The goal here is to figure out what is going wrong and, if time, fix the issue. Below are a list of steps you can take reach this goal. Note, that the functions are in the logitBoot.R script, so it will easiest to open that file and work from there.

  • Load data.csv and look at the data to see what we are working with. There should be a column of y values (which are 0 or 1) and a column of x values (which are continuous).
    • The goal of logistic regression is to model which class y (0 or 1) an observation falls in based on x.
  • Load the functions in the logitBoot.R script
    • If you’re using RStudio, be sure to set the working directory to the labs/04/ directory. You can do this Using Session > Set Working Directory > To Source File Location from the top menu. Then you can use the Source button at the top of the RStudio source file editor to source in the whole file at one time.
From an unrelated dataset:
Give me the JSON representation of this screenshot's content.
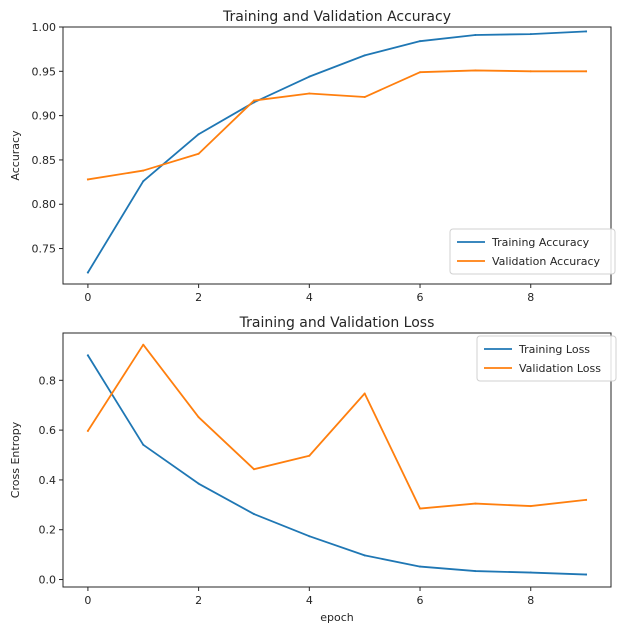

    • Try to run the logitBoot(my_data$y, my_data$x). Notice the overestimate and the warning. We want to figure out what is going wrong.
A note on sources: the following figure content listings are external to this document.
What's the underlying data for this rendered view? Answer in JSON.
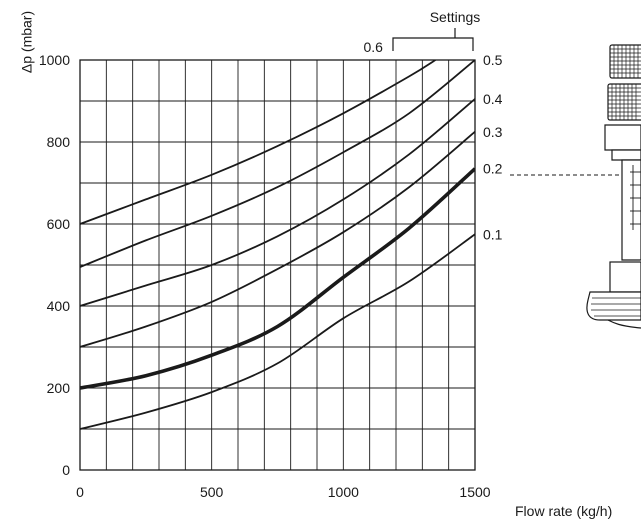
{
  "chart_data": {
    "type": "line",
    "title": "",
    "xlabel": "Flow rate (kg/h)",
    "ylabel": "Δp (mbar)",
    "xlim": [
      0,
      1500
    ],
    "ylim": [
      0,
      1000
    ],
    "x_ticks": [
      "0",
      "500",
      "1000",
      "1500"
    ],
    "y_ticks": [
      "0",
      "200",
      "400",
      "600",
      "800",
      "1000"
    ],
    "grid": true,
    "settings_label": "Settings",
    "legend_placement": "right-of-plot",
    "series": [
      {
        "name": "0.1",
        "bold": false,
        "x": [
          0,
          250,
          500,
          750,
          1000,
          1250,
          1500
        ],
        "y": [
          100,
          140,
          190,
          260,
          370,
          460,
          575
        ]
      },
      {
        "name": "0.2",
        "bold": true,
        "x": [
          0,
          250,
          500,
          750,
          1000,
          1250,
          1500
        ],
        "y": [
          200,
          230,
          280,
          350,
          470,
          590,
          735
        ]
      },
      {
        "name": "0.3",
        "bold": false,
        "x": [
          0,
          250,
          500,
          750,
          1000,
          1250,
          1500
        ],
        "y": [
          300,
          350,
          410,
          490,
          580,
          690,
          825
        ]
      },
      {
        "name": "0.4",
        "bold": false,
        "x": [
          0,
          250,
          500,
          750,
          1000,
          1250,
          1500
        ],
        "y": [
          400,
          450,
          500,
          570,
          660,
          770,
          905
        ]
      },
      {
        "name": "0.5",
        "bold": false,
        "x": [
          0,
          250,
          500,
          750,
          1000,
          1250,
          1500
        ],
        "y": [
          495,
          560,
          620,
          690,
          775,
          870,
          1000
        ]
      },
      {
        "name": "0.6",
        "bold": false,
        "x": [
          0,
          250,
          500,
          750,
          1000,
          1250,
          1350
        ],
        "y": [
          600,
          660,
          720,
          790,
          870,
          960,
          1000
        ]
      }
    ]
  }
}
  • Use one of the methods we discussed about to debug logitBoot:
    • add breakpoints
    • use debug()/debugonce()
    • manually add a call to browser()
    • use trace() to temporarily add a call to browser()
  • Now rerun logitBoot(my_data$y, my_data$x).
    • Run through each line until you compute the vector boot_coefs. Use the range(), quantile(), mean(), median(), etc. functions to examine statistics from boot_coefs and try to find any strange values.
    • Find the index of sample that is causing the issue.
  • Now that we have identified where the issue is occuring we still need to figure out why that particular permutation is problematic.
    • Edit the function to return a list of coefficient, y_boot, and x_boot.
    • Change sapply to lapply.
  • Rerun logitBoot(my_data$y, my_data$x), which will start debugging where you set the debug point. Step through the code lines and look at boot_coefs[[i]] where i is the index found in step 5.
    • Look at the values of x_boot that correspond to y_boot = 1. Also, sort the x_boot output. Can you tell what is going wrong?
  • Now that we know what is causing the warning we can remove the changes that you made, so that logitBoot() outputs a vector again, instead of a list. Alternatively, for extra practice with nested list structures, you can modify logitBoot() further to work with the new boot_coefs data structure.

After identifying the issue, we could edit the myGLM() function to not compute the model when that particular issue arises. Or we could instead employ a more holistic approach with tryCatch(). With this we can handle unforseen issues that may arise. (This is what is implemented in the logitBoot_solution.R script, which I will push after section.) Note, with the fixed code we now seem to underestimating the standard error. I am not sure why that is happening… because as far as I can tell the code is working correctly.